Wiper blades can deteriorate quickly, so replacing them every few months is good practice. You’ll keep your windshield free of streaks, won’t get frustrated by spots of water in your line of vision and won’t be annoyed by the torturous squeaking sounds that can’t be muffled, no matter how loud you crank the AC/DC.
The simplest way to check on the effectiveness of your wipers is to give them a quick inspection. Grab a wiper blade and lift it off the glass toward you and run your fingers along the rubber edge. If you feel tears and bumps, it’s time to replace your blades.
If the rubber edge is relatively smooth but not perfect, you might be able to return your blade to its previous rain-clearing glory by wiping dishwashing liquid along the edge with a soft cloth to remove small pieces of dirt and debris.
You can also wipe the blades down with vinegar, but be sure to rinse them with water afterward.

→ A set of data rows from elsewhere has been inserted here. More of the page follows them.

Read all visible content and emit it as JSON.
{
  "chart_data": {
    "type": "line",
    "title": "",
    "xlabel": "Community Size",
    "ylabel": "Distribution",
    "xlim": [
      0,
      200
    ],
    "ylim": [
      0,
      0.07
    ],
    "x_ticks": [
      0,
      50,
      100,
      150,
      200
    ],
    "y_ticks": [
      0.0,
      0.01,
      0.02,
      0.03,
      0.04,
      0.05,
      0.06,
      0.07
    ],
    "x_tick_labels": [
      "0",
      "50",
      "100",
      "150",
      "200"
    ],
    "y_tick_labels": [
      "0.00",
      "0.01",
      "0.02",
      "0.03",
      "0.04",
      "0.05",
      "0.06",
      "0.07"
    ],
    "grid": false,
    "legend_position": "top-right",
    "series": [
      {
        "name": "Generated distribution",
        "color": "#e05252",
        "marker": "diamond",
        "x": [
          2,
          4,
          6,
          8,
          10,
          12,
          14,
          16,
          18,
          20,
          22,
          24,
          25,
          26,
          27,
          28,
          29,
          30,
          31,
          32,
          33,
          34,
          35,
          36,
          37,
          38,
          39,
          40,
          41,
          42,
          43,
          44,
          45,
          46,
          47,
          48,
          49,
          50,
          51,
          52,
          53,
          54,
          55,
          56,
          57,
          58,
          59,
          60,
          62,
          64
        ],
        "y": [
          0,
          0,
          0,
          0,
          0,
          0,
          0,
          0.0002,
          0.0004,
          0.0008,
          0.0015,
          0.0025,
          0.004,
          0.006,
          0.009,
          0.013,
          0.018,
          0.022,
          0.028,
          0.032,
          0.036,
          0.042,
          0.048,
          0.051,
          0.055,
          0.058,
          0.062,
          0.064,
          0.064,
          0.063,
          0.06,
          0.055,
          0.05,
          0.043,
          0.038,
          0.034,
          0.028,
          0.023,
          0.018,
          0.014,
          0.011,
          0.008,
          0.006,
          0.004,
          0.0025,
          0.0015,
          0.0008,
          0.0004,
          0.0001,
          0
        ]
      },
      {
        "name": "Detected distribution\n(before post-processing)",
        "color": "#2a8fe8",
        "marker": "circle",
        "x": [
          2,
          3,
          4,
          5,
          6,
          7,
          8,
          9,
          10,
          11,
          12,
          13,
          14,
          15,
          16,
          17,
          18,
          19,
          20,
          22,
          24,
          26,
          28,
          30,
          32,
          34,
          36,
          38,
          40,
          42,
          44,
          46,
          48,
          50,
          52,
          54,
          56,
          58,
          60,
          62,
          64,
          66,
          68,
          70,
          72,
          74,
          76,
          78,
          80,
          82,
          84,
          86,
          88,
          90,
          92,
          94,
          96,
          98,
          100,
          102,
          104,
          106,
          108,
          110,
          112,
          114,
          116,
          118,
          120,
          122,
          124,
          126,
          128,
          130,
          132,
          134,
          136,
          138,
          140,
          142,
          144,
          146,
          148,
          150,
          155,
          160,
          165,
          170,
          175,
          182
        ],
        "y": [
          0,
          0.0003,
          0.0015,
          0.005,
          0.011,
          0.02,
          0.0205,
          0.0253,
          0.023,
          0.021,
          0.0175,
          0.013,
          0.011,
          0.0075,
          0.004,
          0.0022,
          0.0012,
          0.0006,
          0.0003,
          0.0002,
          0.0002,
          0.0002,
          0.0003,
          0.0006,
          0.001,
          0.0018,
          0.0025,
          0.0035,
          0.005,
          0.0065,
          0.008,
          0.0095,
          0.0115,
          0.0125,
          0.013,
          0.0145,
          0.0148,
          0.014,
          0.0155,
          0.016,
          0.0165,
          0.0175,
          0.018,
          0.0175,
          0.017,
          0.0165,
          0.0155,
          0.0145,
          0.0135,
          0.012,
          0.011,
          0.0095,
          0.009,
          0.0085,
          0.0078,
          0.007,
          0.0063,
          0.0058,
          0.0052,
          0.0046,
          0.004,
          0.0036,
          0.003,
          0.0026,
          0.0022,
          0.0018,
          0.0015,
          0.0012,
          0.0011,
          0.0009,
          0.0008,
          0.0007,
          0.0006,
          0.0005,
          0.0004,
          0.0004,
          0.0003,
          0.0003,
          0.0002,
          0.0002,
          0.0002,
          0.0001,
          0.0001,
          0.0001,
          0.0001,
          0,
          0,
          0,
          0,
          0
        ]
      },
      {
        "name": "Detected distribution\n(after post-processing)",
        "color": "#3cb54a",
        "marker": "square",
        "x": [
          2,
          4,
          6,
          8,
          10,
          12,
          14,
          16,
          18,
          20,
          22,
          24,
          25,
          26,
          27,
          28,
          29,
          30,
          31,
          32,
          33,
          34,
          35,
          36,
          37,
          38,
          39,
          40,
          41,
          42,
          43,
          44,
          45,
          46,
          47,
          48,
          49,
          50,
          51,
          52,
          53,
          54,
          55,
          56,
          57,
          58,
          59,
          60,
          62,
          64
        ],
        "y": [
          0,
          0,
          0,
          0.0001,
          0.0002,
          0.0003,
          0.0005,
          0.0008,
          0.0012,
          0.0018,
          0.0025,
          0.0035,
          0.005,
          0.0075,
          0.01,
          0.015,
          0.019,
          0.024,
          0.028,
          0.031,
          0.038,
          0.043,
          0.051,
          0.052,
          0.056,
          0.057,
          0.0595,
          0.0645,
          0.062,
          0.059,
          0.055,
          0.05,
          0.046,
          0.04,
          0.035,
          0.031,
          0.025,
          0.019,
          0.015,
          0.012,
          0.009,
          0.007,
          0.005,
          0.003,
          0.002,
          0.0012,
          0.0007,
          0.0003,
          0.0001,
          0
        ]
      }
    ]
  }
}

You may remember your father breaking out the sandpaper to keep his car’s wiper blades in top shape. If you go that route, use a fine-grit sandpaper, wipe off any dust and then apply a thin layer of petroleum jelly along the edge, which will help keep the rubber soft.
Eventually, no matter how effective — or creative — your wiper-restoration methods, you you’re going to need new blades.
At the auto supply store, you’ll be inundated with numerous brands, types and prices of wiper blades, which can retail for as little as $10 or as much as $50. Before you begin shopping, be sure to check your owner’s manual for the model number of your blades.
It’s also important to measure your blades before you start shopping. In many instances, the two blades are different lengths, so you should measure both.
Today’s blades fall into two categories: conventional and beam. Conventional blades “have a replaceable rubber blade that fits into a spring-tensioned frame assembly, or bridge. Most blades have a metal spline that supports the rubber element and runs through the ribs of the contact points,” according to Consumer Reports.
Beam wiper blades, also known as bracketless blades, are shaped like a bow and have steel incorporated directly into the rubber. Because of their built-in support, beam blades maintain a firmer hold on the windshield and apply more pressure when moving, clearing more water as a result.
Beam blades with performance spoilers take the wiper to the next level. The spoiler, a thick piece of rubber that narrows on each end and sits in the back of the blade, helps keep the wiper even closer to the windshield.